Civil law is for making whole after damages are done to another person. This isn't something where the state accuses you, it's acting as the arbiter between two people, and will find in favor of one party or the other. The judge and jury don't convict anyone of anything, they find someone has caused damages to another and then make restitution. In a civil case, you could lose completely, but nobody is going to "convict" anyone of anything, because you don't get convictions in civil court. As well, the legal standard must be "by a preponderance of the evidence" which is a relatively low standard, 51%.

Criminal cases aren't civil cases and civil cases aren't criminal cases. They have different rules, different methods, different outcomes. You can win one and lose the other, as you can see by when OJ Simpson famously was found "not guilty" in his criminal case but was nonetheless found liable for the deaths in his civil case. Despite losing the civil case, OJ Simpson was not convicted of anything.

Second, the Judge doesn't get to decide facts when there's a jury present (There are trials where the judge is the fact finder. These are called "bench trials", but the trials in question are not bench trials). The jury is the fact finding body, that's why they're there. Therefore, if the jury found that under the jury instructions provided by the judge that one tort was committed (and they did) then that's the tort committed. The idea that it was a different tort because the judge said so is simply wrong, that's not how courts work. Even the Supreme court is extremely wary about ignoring the findings of fact from a jury, and the bar for doing so is incredibly high. You'd basically never get a judge disregarding a jury decision without very good cause.

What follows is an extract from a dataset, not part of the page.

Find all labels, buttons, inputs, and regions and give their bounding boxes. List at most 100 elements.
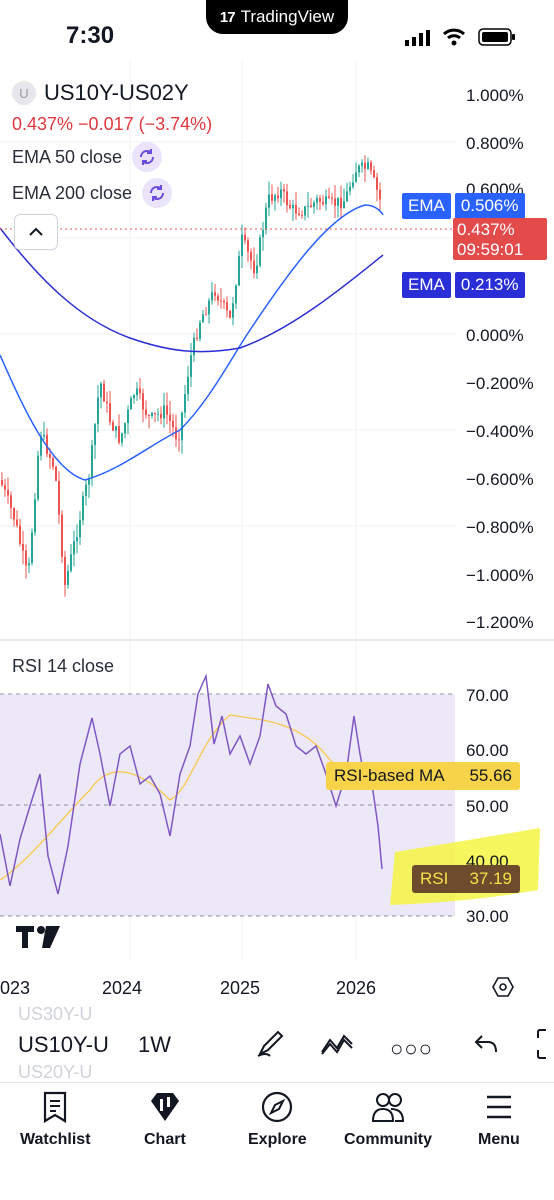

Finally, you said the judge "corrected the record", but that's a specific term of art for a formal process in law that a judge commenting for an interview is not doing that. There is a court record in law, which is why there is a court reporter writing a court transcript and why everything else is written, because other filings are also part of that court record. Sometimes that record is incorrect and must be corrected, invoking the process of "correcting the record". In this case, giving an interview or answering questions in a news article later is not "correcting the record", it's just giving an opinion on a previous case. It matters a lot when you're talking law because these terms are very specific. A judge correcting the record is a very specific thing that was not done here.

Fair enough in that regard. I was thinking of another PM who was unpopular near the end of his career who got the boot and lived out his days comfortably in Florida but I didn't think Florida was a good fit for him.